O halde, öncelikle idare tarafından 3621 Sayılı Kanunun 9. maddesi hükmüne göre kıyı kenar çizgisi haritasının düzenlenip, düzenlenmediği araştırılmalı, ondan sonra üç jeologdan oluşturulacak uzman bilirkişi kurulu ve tapu fen memuru aracılığıyla yerinde keşif yapılmalı, harita düzenlendiğinin ve yukarıda değinilen İçtihadı Birleştirme Kararı’nda belirtildiği şekilde işlem gördüğünün, böylece davanın taraflarını bağlayan bir içerik kazandığının anlaşılması durumunda “kıyı kenar çizgisi” düzenlenen haritaya değer verilerek saptanmalıdır.
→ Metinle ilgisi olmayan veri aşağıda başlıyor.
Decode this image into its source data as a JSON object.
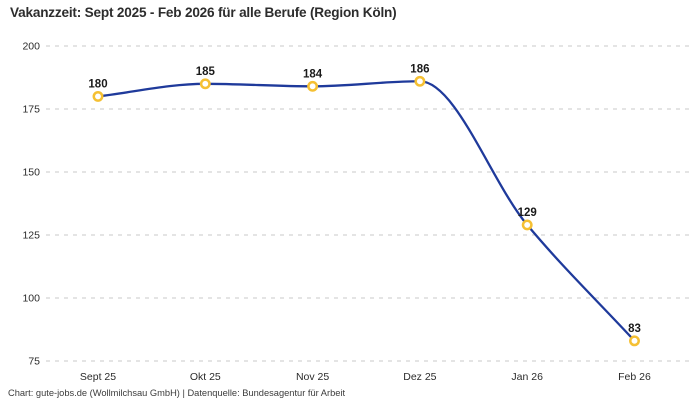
{
  "title": "Vakanzzeit: Sept 2025 - Feb 2026 für alle Berufe (Region Köln)",
  "footer": "Chart: gute-jobs.de (Wollmilchsau GmbH) | Datenquelle: Bundesagentur für Arbeit",
  "colors": {
    "background": "#ffffff",
    "line": "#1f3a9b",
    "marker_ring": "#f5c033",
    "marker_fill": "#ffffff",
    "grid": "#c9c9c9",
    "title": "#2d2d2d",
    "data_label": "#1a1a1a",
    "tick_label": "#2b2b2b",
    "footer": "#3c3c3c"
  },
  "chart_data": {
    "type": "line",
    "title": "Vakanzzeit: Sept 2025 - Feb 2026 für alle Berufe (Region Köln)",
    "categories": [
      "Sept 25",
      "Okt 25",
      "Nov 25",
      "Dez 25",
      "Jan 26",
      "Feb 26"
    ],
    "series": [
      {
        "name": "Vakanzzeit",
        "values": [
          180,
          185,
          184,
          186,
          129,
          83
        ]
      }
    ],
    "data_labels": [
      "180",
      "185",
      "184",
      "186",
      "129",
      "83"
    ],
    "xlabel": "",
    "ylabel": "",
    "ylim": [
      75,
      200
    ],
    "yticks": [
      200,
      175,
      150,
      125,
      100,
      75
    ],
    "grid": "horizontal-dashed",
    "legend": "none",
    "smooth": true
  }
}
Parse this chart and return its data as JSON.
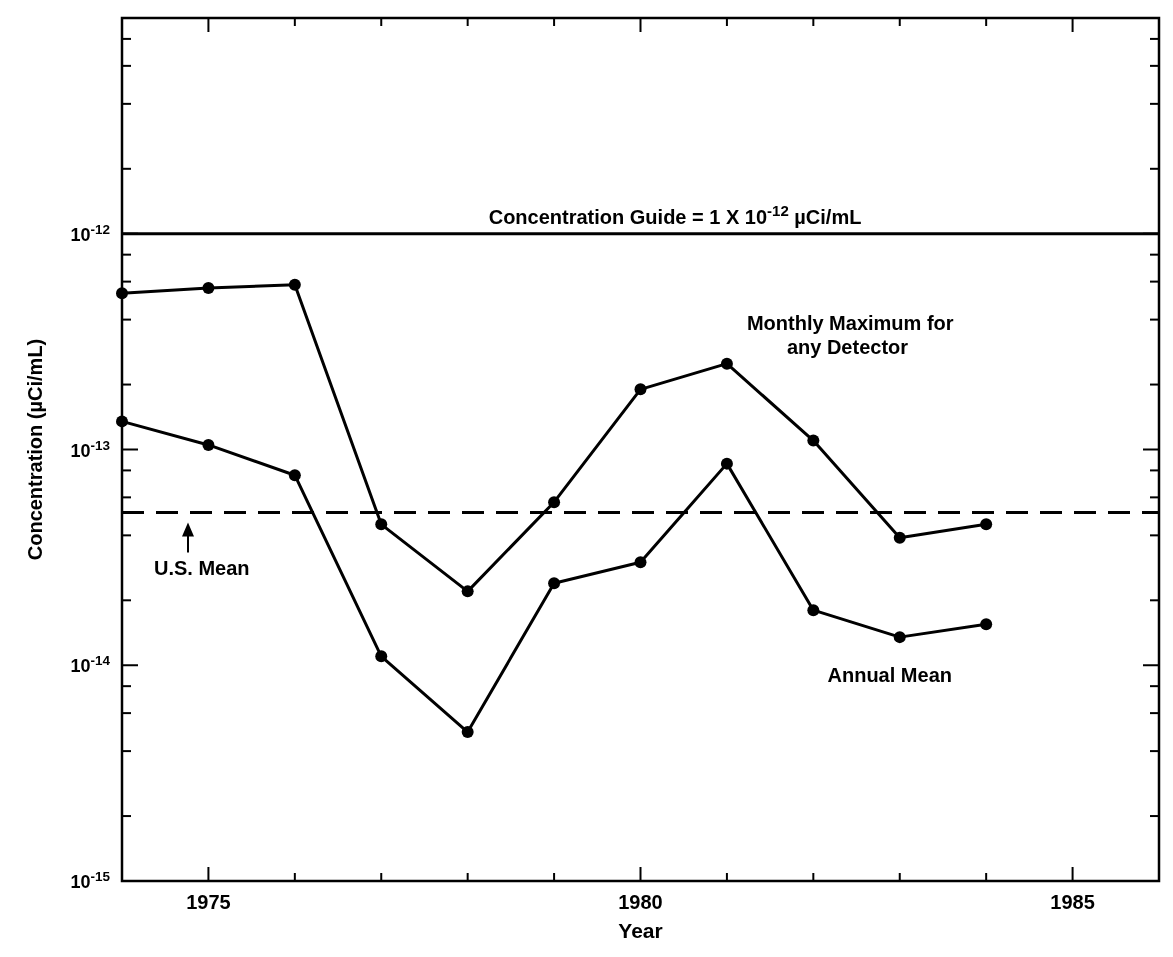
{
  "chart_data": {
    "type": "line",
    "xlabel": "Year",
    "ylabel": "Concentration (µCi/mL)",
    "x": [
      1974,
      1975,
      1976,
      1977,
      1978,
      1979,
      1980,
      1981,
      1982,
      1983,
      1984
    ],
    "series": [
      {
        "name": "Monthly Maximum for any Detector",
        "color": "#000000",
        "values": [
          5.3e-13,
          5.6e-13,
          5.8e-13,
          4.5e-14,
          2.2e-14,
          5.7e-14,
          1.9e-13,
          2.5e-13,
          1.1e-13,
          3.9e-14,
          4.5e-14
        ]
      },
      {
        "name": "Annual Mean",
        "color": "#000000",
        "values": [
          1.35e-13,
          1.05e-13,
          7.6e-14,
          1.1e-14,
          4.9e-15,
          2.4e-14,
          3e-14,
          8.6e-14,
          1.8e-14,
          1.35e-14,
          1.55e-14
        ]
      }
    ],
    "xlim": [
      1974,
      1986
    ],
    "xticks": [
      {
        "value": 1975,
        "label": "1975"
      },
      {
        "value": 1976,
        "label": null
      },
      {
        "value": 1977,
        "label": null
      },
      {
        "value": 1978,
        "label": null
      },
      {
        "value": 1979,
        "label": null
      },
      {
        "value": 1980,
        "label": "1980"
      },
      {
        "value": 1981,
        "label": null
      },
      {
        "value": 1982,
        "label": null
      },
      {
        "value": 1983,
        "label": null
      },
      {
        "value": 1984,
        "label": null
      },
      {
        "value": 1985,
        "label": "1985"
      }
    ],
    "ylim": [
      1e-15,
      1e-11
    ],
    "yticks": [
      {
        "value": 1e-15,
        "label": "10$^{-15}$"
      },
      {
        "value": 2e-15,
        "label": null
      },
      {
        "value": 4e-15,
        "label": null
      },
      {
        "value": 6e-15,
        "label": null
      },
      {
        "value": 8e-15,
        "label": null
      },
      {
        "value": 1e-14,
        "label": "10$^{-14}$"
      },
      {
        "value": 2e-14,
        "label": null
      },
      {
        "value": 4e-14,
        "label": null
      },
      {
        "value": 6e-14,
        "label": null
      },
      {
        "value": 8e-14,
        "label": null
      },
      {
        "value": 1e-13,
        "label": "10$^{-13}$"
      },
      {
        "value": 2e-13,
        "label": null
      },
      {
        "value": 4e-13,
        "label": null
      },
      {
        "value": 6e-13,
        "label": null
      },
      {
        "value": 8e-13,
        "label": null
      },
      {
        "value": 1e-12,
        "label": "10$^{-12}$"
      },
      {
        "value": 2e-12,
        "label": null
      },
      {
        "value": 4e-12,
        "label": null
      },
      {
        "value": 6e-12,
        "label": null
      },
      {
        "value": 8e-12,
        "label": null
      }
    ],
    "annotations": [
      "Concentration Guide = 1 X 10$^{-12}$ µCi/mL"
    ],
    "log": "y",
    "grid": false,
    "marker": "circle",
    "line_style": "solid",
    "ref_lines": [
      {
        "axis": "y",
        "value": 1e-12,
        "line_style": "solid"
      },
      {
        "axis": "y",
        "value": 5.1e-14,
        "label": "U.S. Mean",
        "line_style": "dashed"
      }
    ]
  }
}
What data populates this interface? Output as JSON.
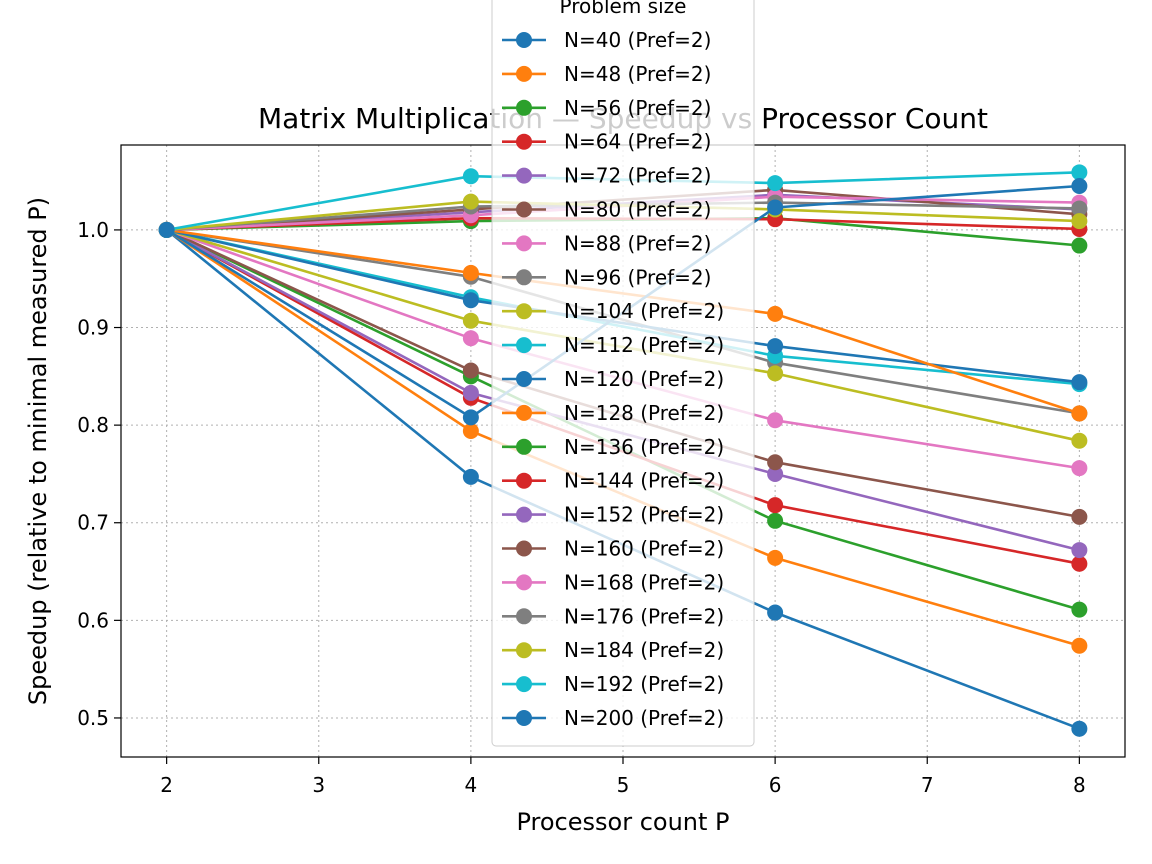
{
  "chart_data": {
    "type": "line",
    "title": "Matrix Multiplication — Speedup vs Processor Count",
    "xlabel": "Processor count P",
    "ylabel": "Speedup (relative to minimal measured P)",
    "x": [
      2,
      4,
      6,
      8
    ],
    "xticks": [
      "2",
      "3",
      "4",
      "5",
      "6",
      "7",
      "8"
    ],
    "yticks": [
      "0.5",
      "0.6",
      "0.7",
      "0.8",
      "0.9",
      "1.0"
    ],
    "xlim": [
      1.7,
      8.3
    ],
    "ylim": [
      0.46,
      1.087
    ],
    "grid": true,
    "legend_title": "Problem size",
    "legend_position": "top-center",
    "series": [
      {
        "name": "N=40 (Pref=2)",
        "color": "#1f77b4",
        "values": [
          1.0,
          0.747,
          0.608,
          0.489
        ]
      },
      {
        "name": "N=48 (Pref=2)",
        "color": "#ff7f0e",
        "values": [
          1.0,
          0.794,
          0.664,
          0.574
        ]
      },
      {
        "name": "N=56 (Pref=2)",
        "color": "#2ca02c",
        "values": [
          1.0,
          0.85,
          0.702,
          0.611
        ]
      },
      {
        "name": "N=64 (Pref=2)",
        "color": "#d62728",
        "values": [
          1.0,
          0.828,
          0.718,
          0.658
        ]
      },
      {
        "name": "N=72 (Pref=2)",
        "color": "#9467bd",
        "values": [
          1.0,
          0.833,
          0.75,
          0.672
        ]
      },
      {
        "name": "N=80 (Pref=2)",
        "color": "#8c564b",
        "values": [
          1.0,
          0.856,
          0.762,
          0.706
        ]
      },
      {
        "name": "N=88 (Pref=2)",
        "color": "#e377c2",
        "values": [
          1.0,
          0.889,
          0.805,
          0.756
        ]
      },
      {
        "name": "N=96 (Pref=2)",
        "color": "#7f7f7f",
        "values": [
          1.0,
          0.952,
          0.864,
          0.812
        ]
      },
      {
        "name": "N=104 (Pref=2)",
        "color": "#bcbd22",
        "values": [
          1.0,
          0.907,
          0.853,
          0.784
        ]
      },
      {
        "name": "N=112 (Pref=2)",
        "color": "#17becf",
        "values": [
          1.0,
          0.931,
          0.871,
          0.842
        ]
      },
      {
        "name": "N=120 (Pref=2)",
        "color": "#1f77b4",
        "values": [
          1.0,
          0.928,
          0.881,
          0.844
        ]
      },
      {
        "name": "N=128 (Pref=2)",
        "color": "#ff7f0e",
        "values": [
          1.0,
          0.956,
          0.914,
          0.812
        ]
      },
      {
        "name": "N=136 (Pref=2)",
        "color": "#2ca02c",
        "values": [
          1.0,
          1.009,
          1.012,
          0.984
        ]
      },
      {
        "name": "N=144 (Pref=2)",
        "color": "#d62728",
        "values": [
          1.0,
          1.012,
          1.011,
          1.001
        ]
      },
      {
        "name": "N=152 (Pref=2)",
        "color": "#9467bd",
        "values": [
          1.0,
          1.018,
          1.036,
          1.021
        ]
      },
      {
        "name": "N=160 (Pref=2)",
        "color": "#8c564b",
        "values": [
          1.0,
          1.021,
          1.041,
          1.016
        ]
      },
      {
        "name": "N=168 (Pref=2)",
        "color": "#e377c2",
        "values": [
          1.0,
          1.015,
          1.034,
          1.028
        ]
      },
      {
        "name": "N=176 (Pref=2)",
        "color": "#7f7f7f",
        "values": [
          1.0,
          1.024,
          1.028,
          1.022
        ]
      },
      {
        "name": "N=184 (Pref=2)",
        "color": "#bcbd22",
        "values": [
          1.0,
          1.029,
          1.021,
          1.009
        ]
      },
      {
        "name": "N=192 (Pref=2)",
        "color": "#17becf",
        "values": [
          1.0,
          1.055,
          1.048,
          1.059
        ]
      },
      {
        "name": "N=200 (Pref=2)",
        "color": "#1f77b4",
        "values": [
          1.0,
          0.808,
          1.023,
          1.045
        ]
      }
    ]
  }
}
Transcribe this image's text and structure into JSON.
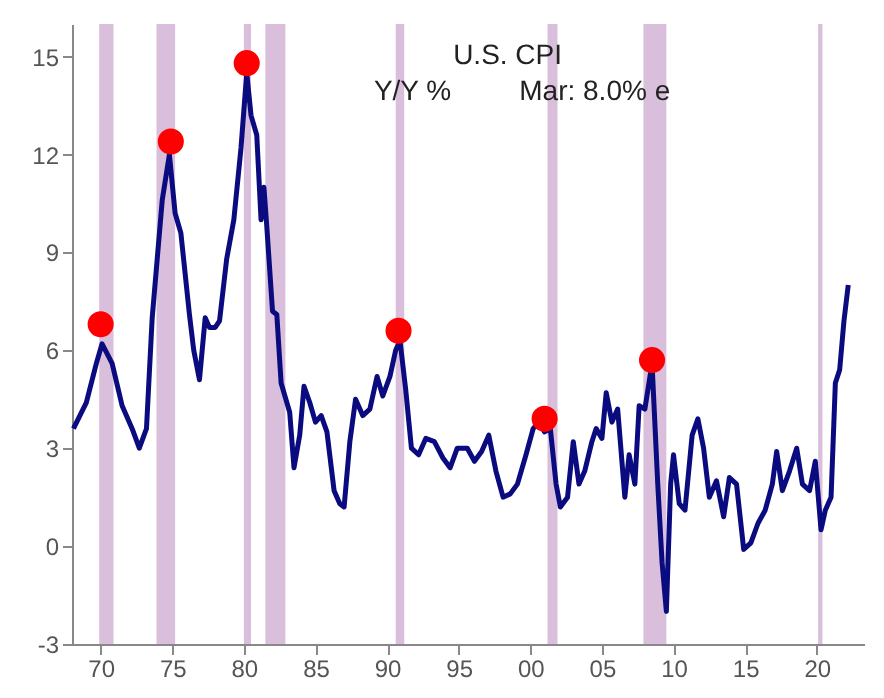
{
  "chart_data": {
    "type": "line",
    "title": "U.S. CPI",
    "annotations": [
      "Y/Y %",
      "Mar: 8.0% e"
    ],
    "series": [
      {
        "color": "#0b0b80",
        "x": [
          1968.1,
          1969.0,
          1969.7,
          1970.1,
          1970.8,
          1971.5,
          1972.2,
          1972.7,
          1973.2,
          1973.6,
          1974.3,
          1974.8,
          1975.2,
          1975.6,
          1976.2,
          1976.5,
          1976.9,
          1977.3,
          1977.6,
          1978.0,
          1978.3,
          1978.8,
          1979.3,
          1979.8,
          1980.2,
          1980.5,
          1980.9,
          1981.2,
          1981.4,
          1981.6,
          1982.0,
          1982.3,
          1982.6,
          1983.2,
          1983.5,
          1983.9,
          1984.2,
          1984.6,
          1985.0,
          1985.4,
          1985.8,
          1986.3,
          1986.7,
          1987.0,
          1987.4,
          1987.8,
          1988.3,
          1988.8,
          1989.3,
          1989.7,
          1990.2,
          1990.6,
          1990.9,
          1991.3,
          1991.7,
          1992.2,
          1992.7,
          1993.3,
          1993.9,
          1994.4,
          1994.9,
          1995.6,
          1996.1,
          1996.6,
          1997.1,
          1997.6,
          1998.1,
          1998.6,
          1999.1,
          1999.7,
          2000.2,
          2000.6,
          2001.0,
          2001.4,
          2001.8,
          2002.1,
          2002.6,
          2003.0,
          2003.4,
          2003.8,
          2004.3,
          2004.6,
          2005.0,
          2005.3,
          2005.7,
          2006.1,
          2006.6,
          2006.9,
          2007.3,
          2007.6,
          2008.0,
          2008.5,
          2008.9,
          2009.2,
          2009.5,
          2009.8,
          2010.0,
          2010.4,
          2010.8,
          2011.3,
          2011.7,
          2012.1,
          2012.5,
          2013.0,
          2013.5,
          2013.9,
          2014.4,
          2014.9,
          2015.4,
          2015.9,
          2016.4,
          2016.9,
          2017.2,
          2017.6,
          2018.1,
          2018.6,
          2019.0,
          2019.5,
          2019.9,
          2020.3,
          2020.6,
          2021.0,
          2021.3,
          2021.6,
          2021.9,
          2022.2
        ],
        "values": [
          3.6,
          4.4,
          5.6,
          6.2,
          5.6,
          4.3,
          3.6,
          3.0,
          3.6,
          7.0,
          10.6,
          12.0,
          10.2,
          9.6,
          7.1,
          6.0,
          5.1,
          7.0,
          6.7,
          6.7,
          6.9,
          8.8,
          10.0,
          12.2,
          14.5,
          13.2,
          12.6,
          10.0,
          11.0,
          9.8,
          7.2,
          7.1,
          5.0,
          4.1,
          2.4,
          3.4,
          4.9,
          4.4,
          3.8,
          4.0,
          3.5,
          1.7,
          1.3,
          1.2,
          3.2,
          4.5,
          4.0,
          4.2,
          5.2,
          4.6,
          5.2,
          6.0,
          6.3,
          4.8,
          3.0,
          2.8,
          3.3,
          3.2,
          2.7,
          2.4,
          3.0,
          3.0,
          2.6,
          2.9,
          3.4,
          2.3,
          1.5,
          1.6,
          1.9,
          2.8,
          3.6,
          3.8,
          3.5,
          3.6,
          1.9,
          1.2,
          1.5,
          3.2,
          1.9,
          2.3,
          3.2,
          3.6,
          3.3,
          4.7,
          3.8,
          4.2,
          1.5,
          2.8,
          1.9,
          4.3,
          4.2,
          5.6,
          1.9,
          -0.5,
          -2.0,
          1.9,
          2.8,
          1.3,
          1.1,
          3.4,
          3.9,
          3.0,
          1.5,
          2.0,
          0.9,
          2.1,
          1.9,
          -0.1,
          0.1,
          0.7,
          1.1,
          1.9,
          2.9,
          1.7,
          2.3,
          3.0,
          1.9,
          1.7,
          2.6,
          0.5,
          1.1,
          1.5,
          5.0,
          5.4,
          6.9,
          8.0
        ]
      },
      {
        "type": "scatter",
        "color": "#ff0000",
        "marker": "circle",
        "x": [
          1970.0,
          1974.9,
          1980.2,
          1990.8,
          2001.0,
          2008.5
        ],
        "values": [
          6.8,
          12.4,
          14.8,
          6.6,
          3.9,
          5.7
        ]
      }
    ],
    "bands": [
      {
        "axis": "x",
        "from": 1969.9,
        "to": 1970.9,
        "color": "#d9bfdb"
      },
      {
        "axis": "x",
        "from": 1973.9,
        "to": 1975.2,
        "color": "#d9bfdb"
      },
      {
        "axis": "x",
        "from": 1980.0,
        "to": 1980.5,
        "color": "#d9bfdb"
      },
      {
        "axis": "x",
        "from": 1981.5,
        "to": 1982.9,
        "color": "#d9bfdb"
      },
      {
        "axis": "x",
        "from": 1990.6,
        "to": 1991.2,
        "color": "#d9bfdb"
      },
      {
        "axis": "x",
        "from": 2001.2,
        "to": 2001.9,
        "color": "#d9bfdb"
      },
      {
        "axis": "x",
        "from": 2007.9,
        "to": 2009.5,
        "color": "#d9bfdb"
      },
      {
        "axis": "x",
        "from": 2020.1,
        "to": 2020.4,
        "color": "#d9bfdb"
      }
    ],
    "xlim": [
      1968.0,
      2023.3
    ],
    "xticks": [
      {
        "value": 1970,
        "label": "70"
      },
      {
        "value": 1975,
        "label": "75"
      },
      {
        "value": 1980,
        "label": "80"
      },
      {
        "value": 1985,
        "label": "85"
      },
      {
        "value": 1990,
        "label": "90"
      },
      {
        "value": 1995,
        "label": "95"
      },
      {
        "value": 2000,
        "label": "00"
      },
      {
        "value": 2005,
        "label": "05"
      },
      {
        "value": 2010,
        "label": "10"
      },
      {
        "value": 2015,
        "label": "15"
      },
      {
        "value": 2020,
        "label": "20"
      }
    ],
    "ylim": [
      -3,
      16
    ],
    "yticks": [
      -3,
      0,
      3,
      6,
      9,
      12,
      15
    ],
    "line_style": "solid"
  }
}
Harita düzenlenmediğinin ya da düzenlenip de 5/3 sayılı kararda yazılı olduğu gibi bizzat bildirim yapılmadığının veya ilanen bildirime karşın, idari yargıya başvurulmadığının ortaya çıkması halinde ise, kıyı kenar çizgisi bilimsel verilerden ve düzenlenmiş olmakla birlikte bağlayıcılık niteliğini kazanmamış haritadan yararlanılarak belli edilmeli, belirlenen çizgi harita mühendisi veya tapu fen memuru sıfatını taşıyan uzman bilirkişinin krokisine infazda kuşkuya yer bırakmayacak biçimde yansıtılmalı ve sonucuna göre bir hüküm kurulmalıdır.

Oysa somut olayda mahkemece bu davadan tefrik edilip, hakemde görülen davada, yetersiz soruşturma sonucu yapılan tespitler esas alınmış, çekişmeli yapıların kıyı kenar çizgisinin neresinde olduğu saptanmamıştır. Eksik soruşturmaya dayalı olarak hüküm kurulamaz.

O halde Hukuk Genel Kurulu’nca da benimsenen özel daire bozma kararına uyulmak gerekirken önceki kararda direnilmesi usul ve yasaya aykırıdır. Bu nedenle direnme kararı bozulmalıdır.

Sonuç: Davacı Hazine ve davalı Ç. vekilinin temyiz itirazlarının kabulü ile, direnme kararının özel daire bozma kararında ve yukarıda gösterilen nedenlerden dolayı HUMK’nun 429. maddesi gereğince BOZULMASINA, 07.02.2007 gününde oybirliğiyle karar verildi.